Karim regarde autour de lui. Certains sont déjà partis mentalement. D’autres, plus jeunes, ont l’air d’avoir encore un peu d’espoir. Mais lui… Lui, il se demande pourquoi il est venu. Parce qu’il ne peut pas faire autrement. Parce que quelqu’un a dit qu’il fallait être là. Parce qu’il veut comprendre, ou du moins essayer. Mais au fond, il doute. Il doute déjà de tout. Tout en lui se dilue dans une mer d’indifférence.

Le politicien arrive enfin. Il porte un costume trop grand pour lui. Une cravate qui brille sous la lumière, comme un éclat de vérité bien trop éclatant pour être vrai. Ses dents sont trop blanches, trop parfaites, un sourire de façade sculpté pour le téléviseur. Il a ce regard, celui du type qui a vu trop de gens lever les yeux et qui oublie qu’ils ne le font que parce qu’ils n’ont pas d’autre choix. Il parle, mais tout ce qu’on entend c’est un bruit de fond, une mélodie fausse, un hymne à la révolution que l’on tente de nous vendre comme un produit miracle.

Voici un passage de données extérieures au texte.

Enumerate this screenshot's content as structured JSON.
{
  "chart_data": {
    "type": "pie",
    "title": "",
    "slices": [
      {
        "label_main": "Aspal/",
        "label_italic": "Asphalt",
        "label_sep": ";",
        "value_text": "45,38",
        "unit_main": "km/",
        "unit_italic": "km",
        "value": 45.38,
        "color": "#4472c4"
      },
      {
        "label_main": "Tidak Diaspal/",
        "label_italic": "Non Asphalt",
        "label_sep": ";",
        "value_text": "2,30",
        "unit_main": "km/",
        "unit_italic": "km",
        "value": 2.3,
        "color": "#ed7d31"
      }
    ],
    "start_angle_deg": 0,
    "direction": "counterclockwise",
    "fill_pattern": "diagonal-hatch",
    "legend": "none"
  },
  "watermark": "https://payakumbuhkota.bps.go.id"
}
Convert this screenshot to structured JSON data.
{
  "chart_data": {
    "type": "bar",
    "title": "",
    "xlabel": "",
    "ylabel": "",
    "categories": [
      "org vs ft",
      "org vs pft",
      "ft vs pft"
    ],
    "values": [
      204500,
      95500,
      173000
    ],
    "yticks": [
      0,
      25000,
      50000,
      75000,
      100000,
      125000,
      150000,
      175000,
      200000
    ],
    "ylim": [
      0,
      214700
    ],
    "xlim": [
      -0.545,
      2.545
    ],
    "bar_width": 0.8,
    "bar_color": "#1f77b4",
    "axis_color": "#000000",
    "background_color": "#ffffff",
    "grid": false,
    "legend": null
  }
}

La salle est un fourreau, et Karim en est l’ombre. Au fond, il y a ce micro grésillant, ce politicien qui semble s’enfoncer dans ses propres paroles, comme un bateau qui coule à petit feu. Et ce silence. Ce silence lourd, presque tangible. Karim regarde autour de lui : les jeunes qui étaient peut-être pleins de rêves et d’espoirs à leur arrivée sont maintenant des spectateurs fatigués de leur propre existence. Ils regardent le politicien avec des yeux vides, comme s’ils attendaient qu’on leur dise exactement ce qu’ils doivent penser. Ce qu’ils doivent espérer.

Karim se gratte la tête. Pourquoi il est là déjà ? Ce n’est pas vraiment une question qu’il se pose. Plus une constatation. Parce qu’on lui a dit d’y aller. Parce que c’est ce qu’on attend de lui, de sa génération. Il est là pour écouter, encore une fois, le même discours qui revient. Le même chant qui se répète, cette mélodie fausse mais qu’on tente de lui vendre comme un hymne à la révolution.

Le politicien, qui semble s’enfoncer dans ses propres paroles, dit encore :

« Ce changement, ce n’est pas pour demain. C’est aujourd’hui. Vous allez voir. »

Karim ferme les yeux un instant. Cette phrase… “Vous allez voir”. Combien de fois l’a-t-il entendue, cette phrase ? Comme un mantra qu’on répète en espérant qu’elle finisse par se réaliser. Mais Karim connaît la vérité : on ne voit pas ce qu’on ne nous montre pas. Ce qu’on ne veut pas voir. Les promesses sont comme des mirages. On les poursuit, mais elles s’éloignent dès qu’on croit les toucher.

Tout à coup, la salle, les visages, le décor, tout semble se déformer. Les mots du politicien deviennent des murmures, comme un vent dans un tunnel, et Karim se laisse aller dans cette torpeur. Pas par fatigue, mais parce qu’il n’a plus de place pour l’espoir. Il regarde les autres, leurs visages éteints, absorbés par la litanie du politicien. Ce sont eux, les jeunes du quartier, qui auraient dû être au cœur de ce changement. Mais ils n’y croient plus. Les rêves ont été usés, déchirés, jetés à la poubelle avec les tracts politiques.

Les applaudissements suivent, timides, mécaniques. Tout semble s’arrêter un instant. Puis, tout reprend. Le politicien descend de son podium, sa silhouette trop grande, trop parfaite, comme une illusion qui se brise en morceaux. Il passe devant eux, comme s’il se dirigeait vers un avenir qu’il a déjà écrit pour eux, sans même leur demander leur avis. Karim se lève, lentement, et prend son sac. Il ne dit rien. Il n’a même plus la force de regarder les autres. Il se dirige vers la porte. La rue, la chaleur, les bruits de la ville qui ne s’arrêtent jamais, l’attendent. Le politicien n’a pas vu son départ. Les autres ne l’ont pas remarqué non plus. Peut-être que demain, il reviendra. Mais pas pour ça. Pas pour ces promesses. Pas pour ce vent.